HL Deb 05 December 1989 vol 513 cc741-3

3.3 p.m.

Lord St. John of Fawsley asked Her Majesty's Government:

Whether they will take steps to set up a foundation to help finance the repair of cathedrals.

The Parliamentary Under-Secretary of State, Department of the Environment (Lord Hesketh)

My Lords, government money for the maintenance of historic buildings is channelled through English Heritage. In line with a view taken by the Church of England that parish churches should take priority over cathedrals, English Heritage does not currently give repair grants to cathedrals. It would be for the Church, with English Heritage, to put a case to the Government if they considered that this policy should be changed.

Lord St. John of Fawsley

My Lords, I thank my noble friend for that aristophrenic reply. Will the Government consider setting up a fund on the lines of the National Heritage Fund which, within its resources, would make matching grants for money raised by appeals in the private sector? Would not the permanent safeguarding of our cathedrals —the most precious jewels in our heritage crown —not only be worth while in itself but also constitute a fitting commemoration of the coming millenium?

Lord Hesketh

My Lords, the Government remain willing to consider any justification for a reordering of priorities within the public resources available. I am well aware of my noble friend's views on the matter, particularly that local churches are better supported by local communities than are cathedrals, which he believes are in isolation. I shall draw to the attention of my right honourable friend the Secretary of State the proposals which he made in his supplementary question.

Baroness Ewart-Biggs

My Lords, does the Minister agree that cathedrals are a national treasure and that they have depended too much upon the generosity of the public who visit them? Will the Minister say whether the Government will give full consideration to the report of the Select Committee on the Environment which in 1987 recommended that the major importance of cathedral buildings justifies eligibility for grant from public funds? In view of the present situation will that report now be considered more seriously?

Lord Hesketh

My Lords, we have always responded to the desires of the Church of England, which believed that priorities were better served by the grant aid from English Heritage going to parish churches rather than to cathedrals. That belief was held on the ground that cathedrals were better able to raise money on their own. An example is the recent successful appeal for Ely Cathedral where £4 million was raised within 12 months.

Lord Boyd-Carpenter

My Lords, will my noble friend and the Government bear in mind the sordid but practical fact that cathedrals are a major attraction of our tourist industry?

Lord Hesketh

My Lords, I am always grateful for an intervention from my noble friend. He is right to point out that the cathedrals of England are among the jewels in the crown of our country.

Viscount Mountgarret

My Lords, is the Minister aware that if the proposal put forward by my noble friend in his Question were to be accepted there are many local small churches of even greater antiquity and importance to the national interest and they should not be overlooked by the Government in their consideration?

Lord Hesketh

My Lords, I understand that at no point did my noble friend Lord St.
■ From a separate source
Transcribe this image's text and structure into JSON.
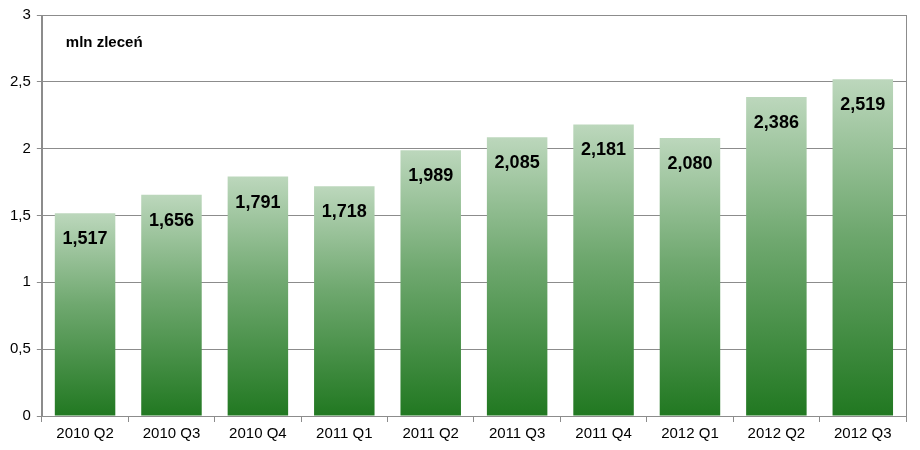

John imply that there should be a reduction in the grant already given by English Heritage to the parish churches.

The Lord Bishop of St. Albans

My Lords, at a time when a mere handful of cathedrals are attempting to raise £47 million for their repair bills, will the noble Lord agree that the Care of Cathedrals Measure —which was recently discussed by the General Synod and will shortly come before the Ecclesiastical Committee setting up a cathedral fabric commission to include representatives of English Heritage—represents a better position in which the Government can grant aid to the cathedrals which are in need? Will he also ensure that if money is made available it will be against the background that primarily cathedrals are not museums or tourist attractions but places for the worship of Almighty God?

Lord Hesketh

My Lords, I entirely endorse the last remark made by the right reverend Prelate. I also confirm the important Measure that he drew to your Lordships' attention; namely, the recent developments with regard to the future approach to the preservation of our cathedrals with the involvement of English Heritage. The department and I are grateful for the progress that has been made.

Lord St. John of Fawsley

My Lords, is my noble friend aware that I am greatly indebted to him for his constructive and open-minded reply, which promises well for the future?

Lord Tryon

My Lords, is the Minister aware that I am chairman of the appeal for Salisbury Cathedral, which has already raised £4 million of the £6 million target that we set? Will he accept from me that the most difficult question which I have had to ask as regards this appeal is: why do not the Government help with this? Will he accept that Continental governments almost invariably help? Will he also accept that there is no doubt whatever that some sort of "match-you" scheme such as that suggested by the noble Lord, Lord St. John of Fawsley, would have made the job infinitely easier and certainly would have preserved the cathedral for the next several hundred years?

Lord Hesketh

My Lords, of course I am aware of the involvement of the noble Lord, Lord Tryon, with the Salisbury Cathedral appeal. However, I must refer him back to my earlier Answer. We have responded to date to the requirements which the Church of England has placed before the department.

Baroness Seear

My Lords, can we not enjoy the advantages as well as the disadvantags of that position and get some money from the state?

Lord Hesketh

My Lords, I do not believe that I can go any further in answer to the noble Baroness. The department is responding to the request of the Church of England.